We come across leg length imbalances quite frequently here at the clinic, and they can have quite a significant effect on cases of back pain or leg pain as the body tries to compensate for this imbalance. Often patients have heard from other sources if they have a leg length imbalance, but without thorough examination this can easily be misinterpreted. Unfortunately, we have come across cases where leg length has been miscalculated in the past, with orthotics prescribed and the patient has ended up in more pain. This is because there is actually two main types of leg length differences. There can be a structural difference in the legs actually being measurably different lengths, but there may be cases where the legs are actually measuring the same length but due to dysfunction in the pelvis there may be one hip that is holding one leg higher than the other.

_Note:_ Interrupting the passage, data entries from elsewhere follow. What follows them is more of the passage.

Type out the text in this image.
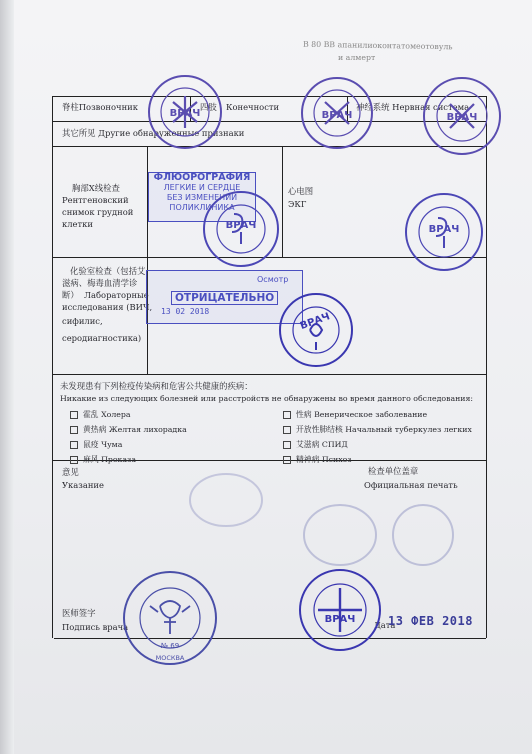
B 80 ВВ апанилиоконтатомеотовуль
и алмерт
脊柱Позвоночник	四肢 Конечности	神经系统 Нервная система
其它所见 Другие обнаруженные признаки
胸部X线检查
Рентгеновский
снимок грудной
клетки
心电图
ЭКГ
化验室检查（包括艾
滋病、梅毒血清学诊
断） Лабораторные
исследования (ВИЧ,
сифилис,
серодиагностика)
未发现患有下列检疫传染病和危害公共健康的疾病：
Никакие из следующих болезней или расстройств не обнаружены во время данного обследования:
霍乱 Холера
黄热病 Желтая лихорадка
鼠疫 Чума
麻风 Проказа
性病 Венерическое заболевание
开放性肺结核 Начальный туберкулез легких
艾滋病 СПИД
精神病 Психоз
意见
Указание
检查单位盖章
Официальная печать
医师签字
Подпись врача	Дата
13 ФЕВ 2018
ФЛЮОРОГРАФИЯ
ЛЕГКИЕ И СЕРДЦЕ
БЕЗ ИЗМЕНЕНИЙ
ПОЛИКЛИНИКА
Осмотр
ОТРИЦАТЕЛЬНО
13 02 2018
ВРАЧ	ВРАЧ	ВРАЧ
ВРАЧ	ВРАЧ
ВРАЧ
№ 69
МОСКВА
ВРАЧ
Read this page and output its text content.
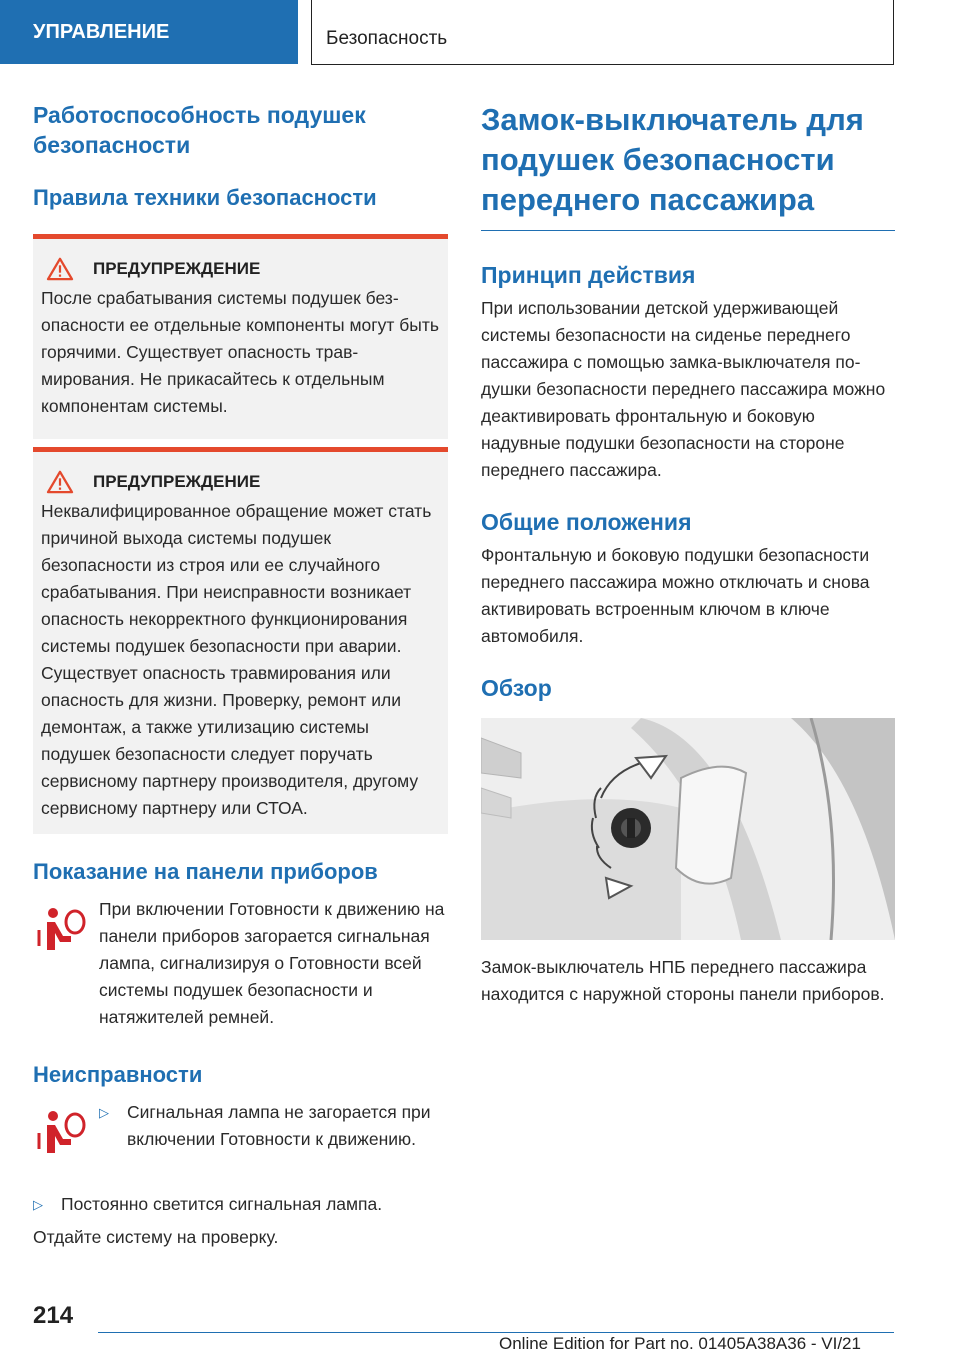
УПРАВЛЕНИЕ	Безопасность
Работоспособность подушек безопасности
Правила техники безопасности
ПРЕДУПРЕЖДЕНИЕ

После срабатывания системы подушек безопасности ее отдельные компоненты могут быть горячими. Существует опасность травмирования. Не прикасайтесь к отдельным компонентам системы.

ПРЕДУПРЕЖДЕНИЕ

Неквалифицированное обращение может стать причиной выхода системы подушек безопасности из строя или ее случайного срабатывания. При неисправности возникает опасность некорректного функционирования системы подушек безопасности при аварии. Существует опасность травмирования или опасность для жизни. Проверку, ремонт или демонтаж, а также утилизацию системы подушек безопасности следует поручать сервисному партнеру производителя, другому сервисному партнеру или СТОА.

Показание на панели приборов

При включении Готовности к движению на панели приборов загорается сигнальная лампа, сигнализируя о Готовности всей системы подушек безопасности и натяжителей ремней.

Неисправности
▷	Сигнальная лампа не загорается при включении Готовности к движению.
▷	Постоянно светится сигнальная лампа.

Отдайте систему на проверку.

Замок-выключатель для подушек безопасности переднего пассажира
Принцип действия

При использовании детской удерживающей системы безопасности на сиденье переднего пассажира с помощью замка-выключателя подушки безопасности переднего пассажира можно деактивировать фронтальную и боковую надувные подушки безопасности на стороне переднего пассажира.

Общие положения

Фронтальную и боковую подушки безопасности переднего пассажира можно отключать и снова активировать встроенным ключом в ключе автомобиля.

Обзор

Замок-выключатель НПБ переднего пассажира находится с наружной стороны панели приборов.

214
Online Edition for Part no. 01405A38A36 - VI/21
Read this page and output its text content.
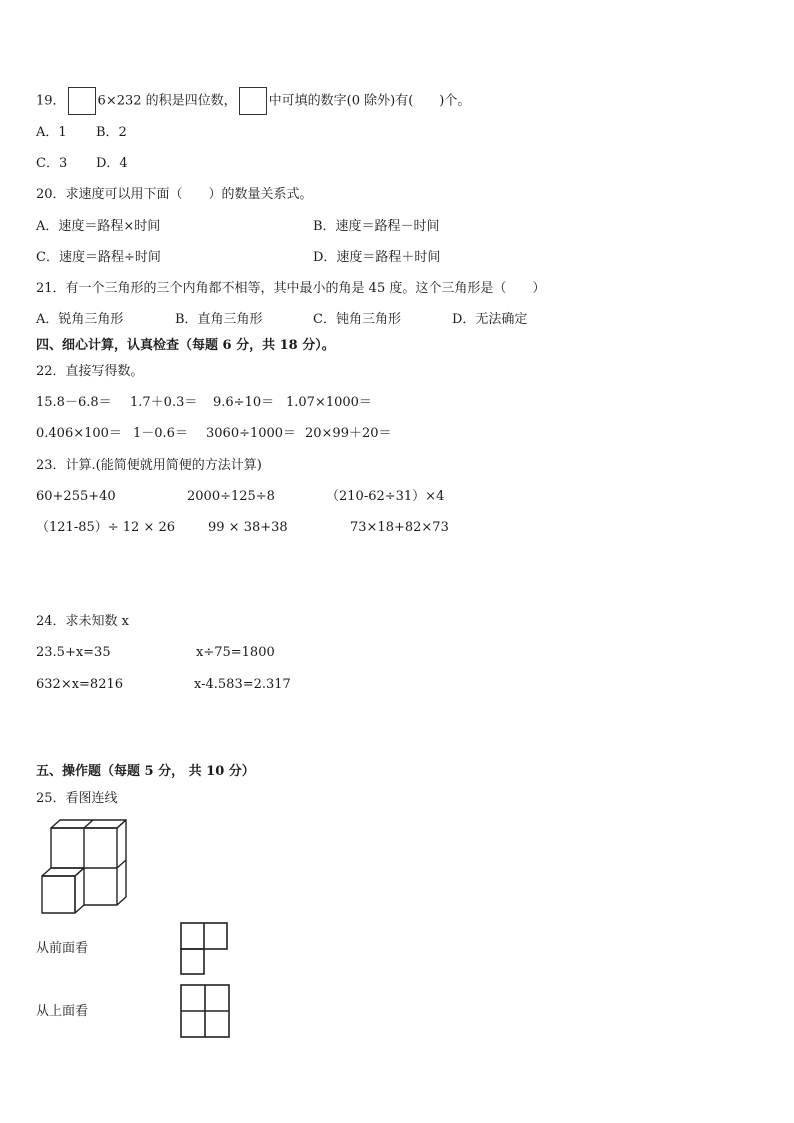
19． 6×232 的积是四位数， 中可填的数字(0 除外)有(　　)个。
A．1 B．2
C．3 D．4
20．求速度可以用下面（　　）的数量关系式。
A．速度＝路程×时间	B．速度＝路程－时间
C．速度＝路程÷时间	D．速度＝路程＋时间
21．有一个三角形的三个内角都不相等，其中最小的角是 45 度。这个三角形是（　　）
A．锐角三角形	B．直角三角形	C．钝角三角形	D．无法确定
四、细心计算，认真检查（每题 6 分，共 18 分）。
22．直接写得数。
15.8－6.8＝ 1.7＋0.3＝ 9.6÷10＝ 1.07×1000＝
0.406×100＝ 1－0.6＝ 3060÷1000＝ 20×99＋20＝
23．计算.(能简便就用简便的方法计算)
60+255+40	2000÷125÷8	（210-62÷31）×4
（121-85）÷ 12 × 26	99 × 38+38	73×18+82×73
24．求未知数 x
23.5+x=35	x÷75=1800
632×x=8216	x-4.583=2.317
五、操作题（每题 5 分， 共 10 分）
25．看图连线
从前面看
从上面看
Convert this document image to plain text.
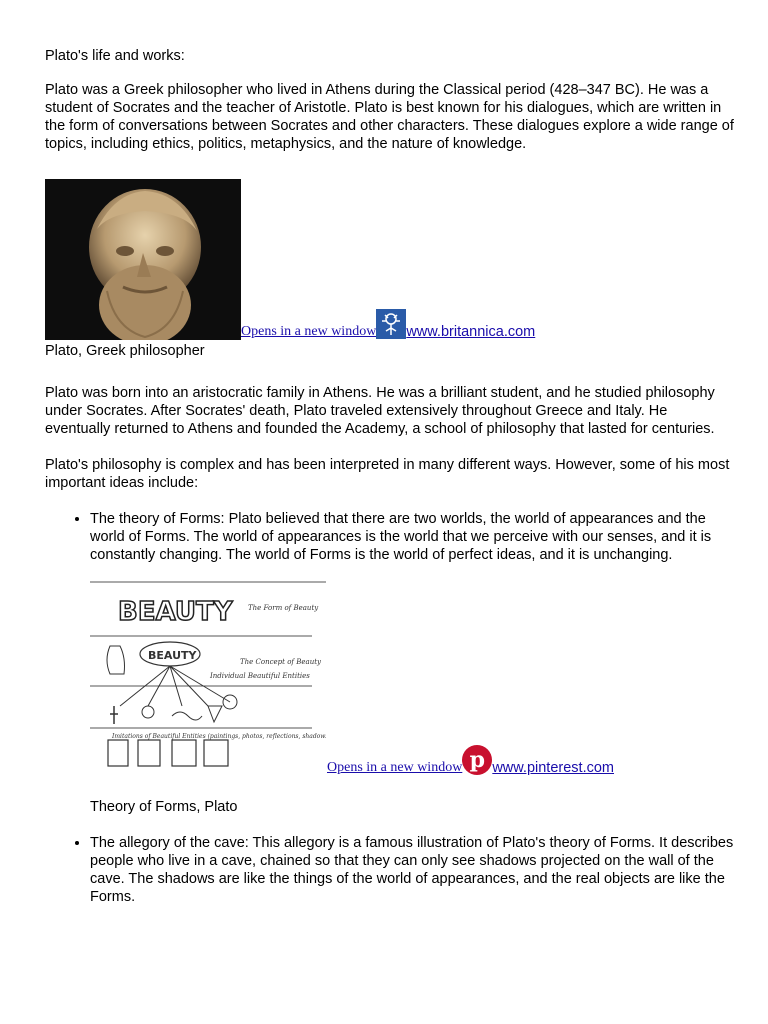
Plato's life and works:

Plato was a Greek philosopher who lived in Athens during the Classical period (428–347 BC). He was a student of Socrates and the teacher of Aristotle. Plato is best known for his dialogues, which are written in the form of conversations between Socrates and other characters. These dialogues explore a wide range of topics, including ethics, politics, metaphysics, and the nature of knowledge.

Opens in a new window www.britannica.com

Plato, Greek philosopher

Plato was born into an aristocratic family in Athens. He was a brilliant student, and he studied philosophy under Socrates. After Socrates' death, Plato traveled extensively throughout Greece and Italy. He eventually returned to Athens and founded the Academy, a school of philosophy that lasted for centuries.

Plato's philosophy is complex and has been interpreted in many different ways. However, some of his most important ideas include:

• The theory of Forms: Plato believed that there are two worlds, the world of appearances and the world of Forms. The world of appearances is the world that we perceive with our senses, and it is constantly changing. The world of Forms is the world of perfect ideas, and it is unchanging.
BEAUTY
BEAUTY
The Form of Beauty
The Concept of Beauty
Individual Beautiful Entities
Imitations of Beautiful Entities (paintings, photos, reflections, shadows)
Opens in a new window p www.pinterest.com

Theory of Forms, Plato

• The allegory of the cave: This allegory is a famous illustration of Plato's theory of Forms. It describes people who live in a cave, chained so that they can only see shadows projected on the wall of the cave. The shadows are like the things of the world of appearances, and the real objects are like the Forms.
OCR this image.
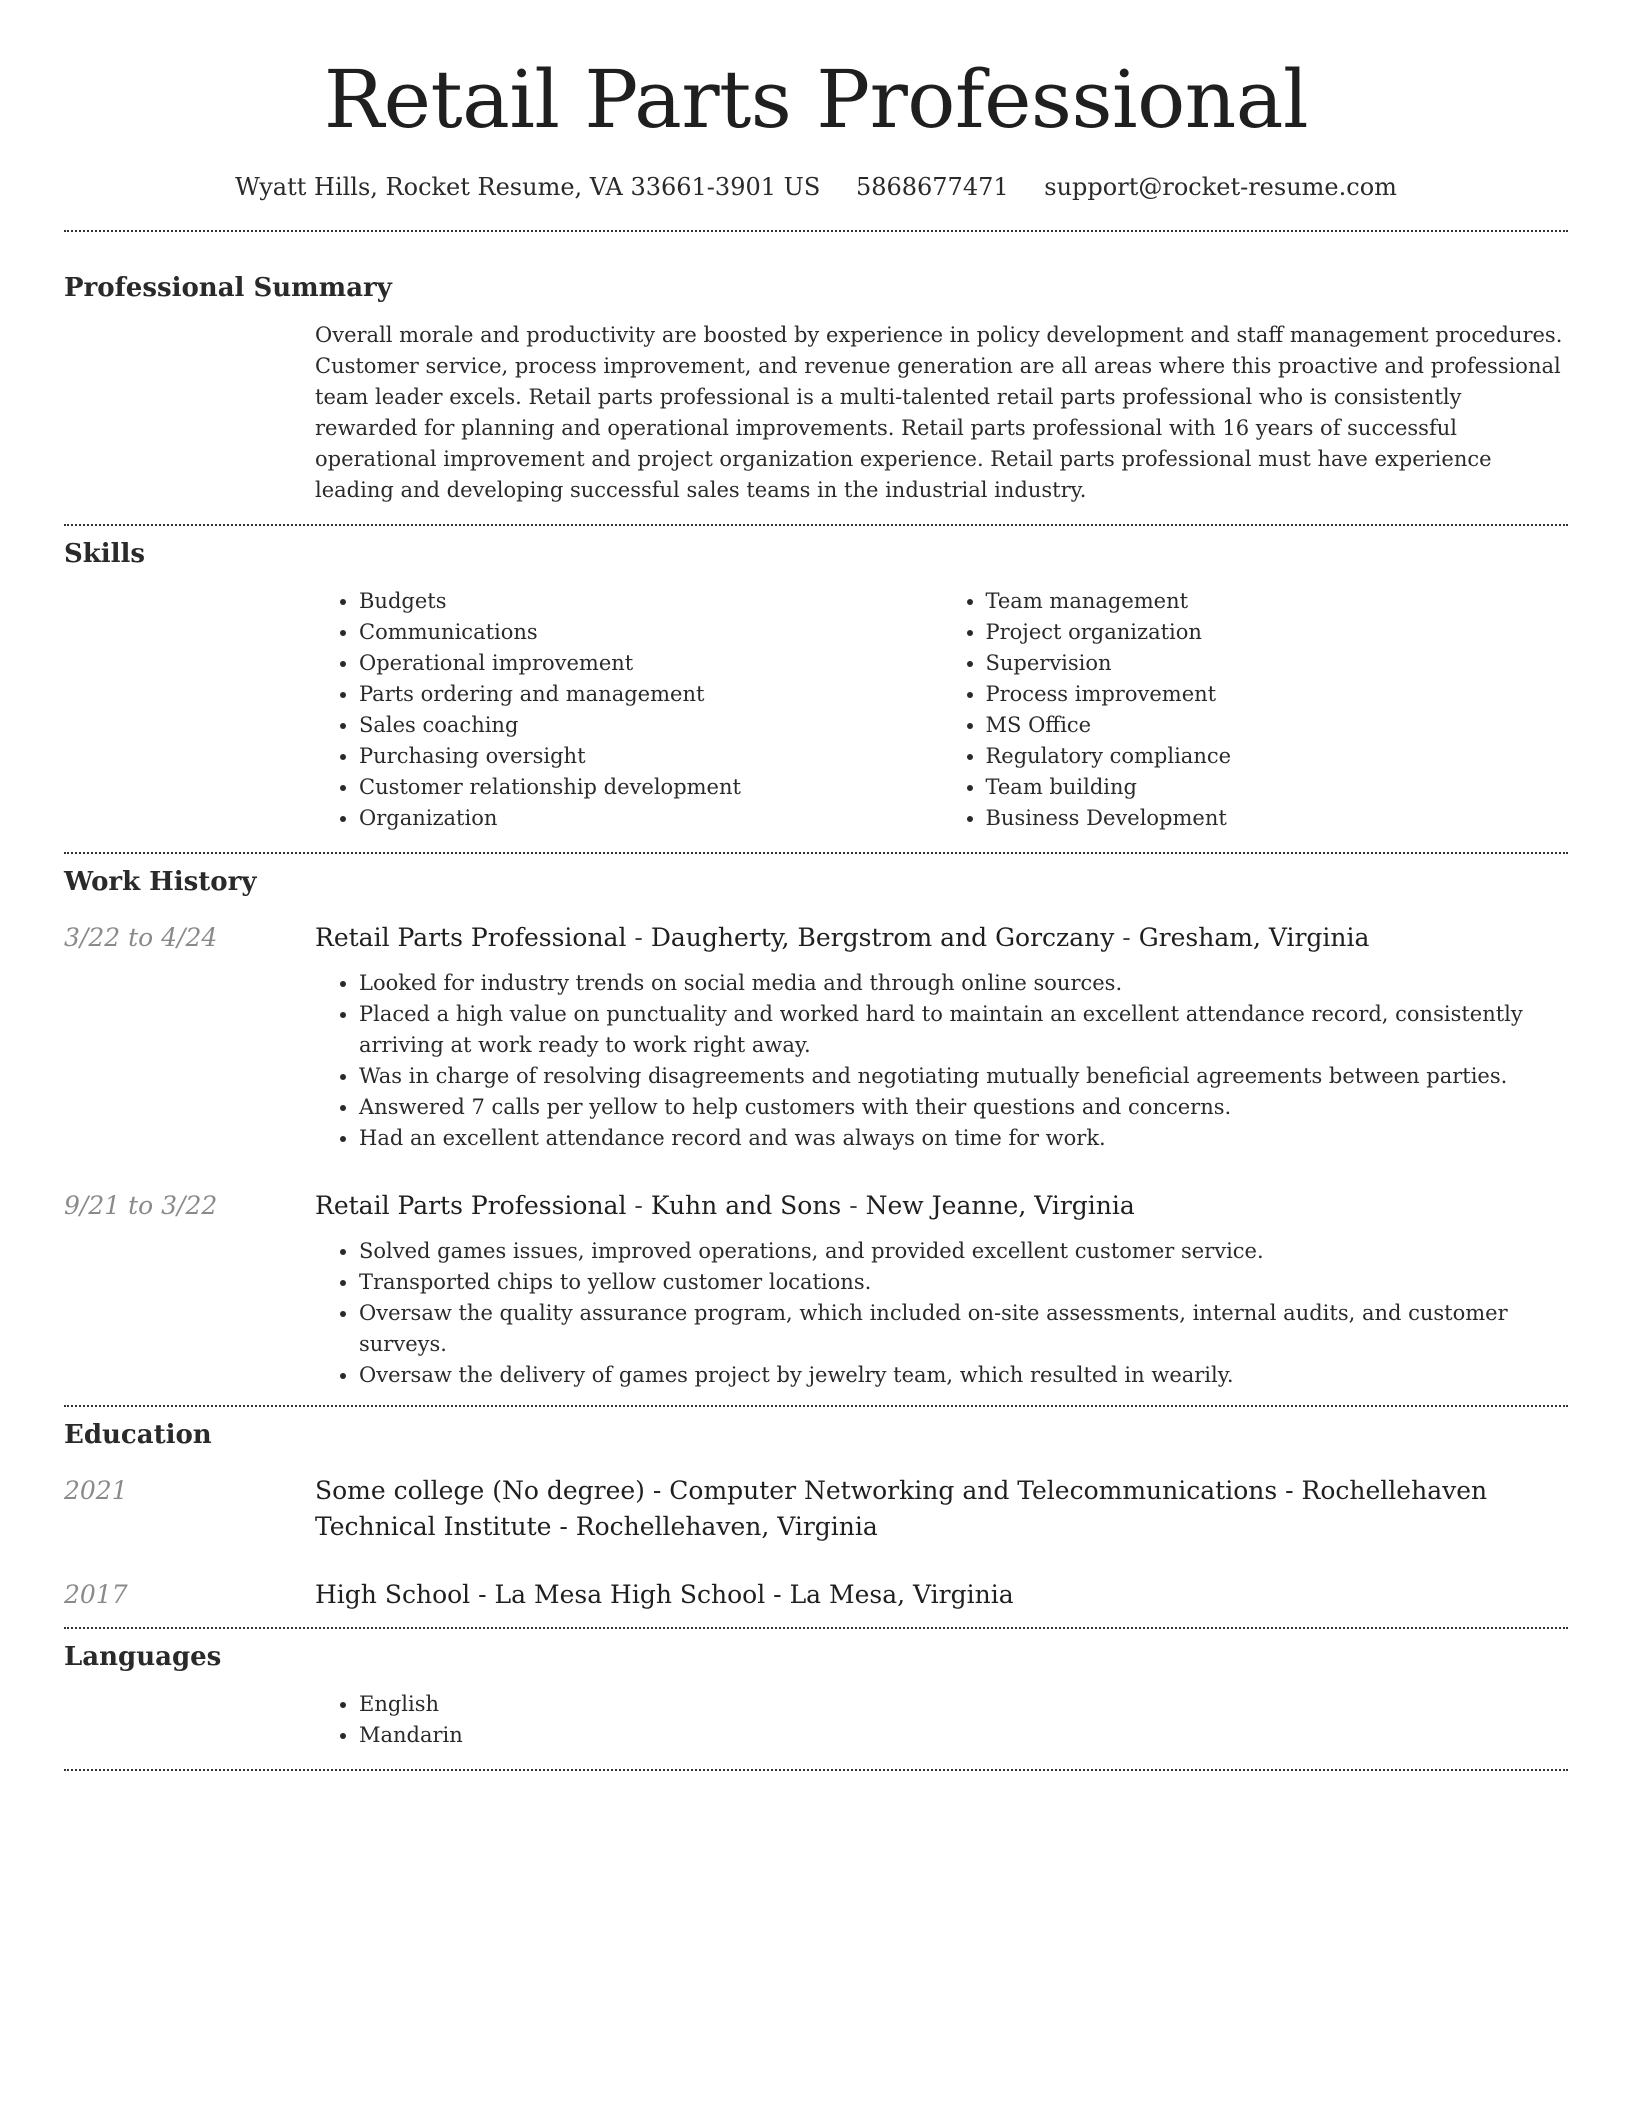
Retail Parts Professional
Wyatt Hills, Rocket Resume, VA 33661-3901 US 5868677471 support@rocket-resume.com
Professional Summary
Overall morale and productivity are boosted by experience in policy development and staff management procedures. Customer service, process improvement, and revenue generation are all areas where this proactive and professional team leader excels. Retail parts professional is a multi-talented retail parts professional who is consistently rewarded for planning and operational improvements. Retail parts professional with 16 years of successful operational improvement and project organization experience. Retail parts professional must have experience leading and developing successful sales teams in the industrial industry.
Skills
• Budgets
• Communications
• Operational improvement
• Parts ordering and management
• Sales coaching
• Purchasing oversight
• Customer relationship development
• Organization
• Team management
• Project organization
• Supervision
• Process improvement
• MS Office
• Regulatory compliance
• Team building
• Business Development
Work History
3/22 to 4/24	Retail Parts Professional - Daugherty, Bergstrom and Gorczany - Gresham, Virginia
• Looked for industry trends on social media and through online sources.
• Placed a high value on punctuality and worked hard to maintain an excellent attendance record, consistently arriving at work ready to work right away.
• Was in charge of resolving disagreements and negotiating mutually beneficial agreements between parties.
• Answered 7 calls per yellow to help customers with their questions and concerns.
• Had an excellent attendance record and was always on time for work.
9/21 to 3/22	Retail Parts Professional - Kuhn and Sons - New Jeanne, Virginia
• Solved games issues, improved operations, and provided excellent customer service.
• Transported chips to yellow customer locations.
• Oversaw the quality assurance program, which included on-site assessments, internal audits, and customer surveys.
• Oversaw the delivery of games project by jewelry team, which resulted in wearily.
Education
2021	Some college (No degree) - Computer Networking and Telecommunications - Rochellehaven Technical Institute - Rochellehaven, Virginia
2017	High School - La Mesa High School - La Mesa, Virginia
Languages
• English
• Mandarin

How to Measure A Leg Length Imbalance
If an imbalance is found, invariably it has been found with patients lying down, with the leg being measured between the bony part of your leg at the front of your pelvis and the ankle. However, this can be quite an ineffective and inaccurate measurement, especially as these bones can become rotated in any way which can potentially give you an artificially false treading. Leg length imbalances can also be detected through shoulder height imbalances, but this can also show cases of scoliosis so would only signal that further investigation is needed.
The best, and most accurate, way to measure leg length imbalance is in fact through X-ray imaging, although the patient will need to show clinical relevance that an X-ray is required. Usually a practitioner will conduct a preliminary examination to examine any foot involvement. Sometimes the arches of your feet can have an effect on the accuracy of the reading – so the practitioner should assess this first. If an X-ray is clinically indicated (usually the potential benefits of having the X-ray outweighs the risks), the patient ideally should have their heels together to get the most accurate reading. The practitioner should then examine the hip angles, at the top of the leg bone. The difference is then usually an accurate representation, and can be quantified so that a resolution to the problem can be found.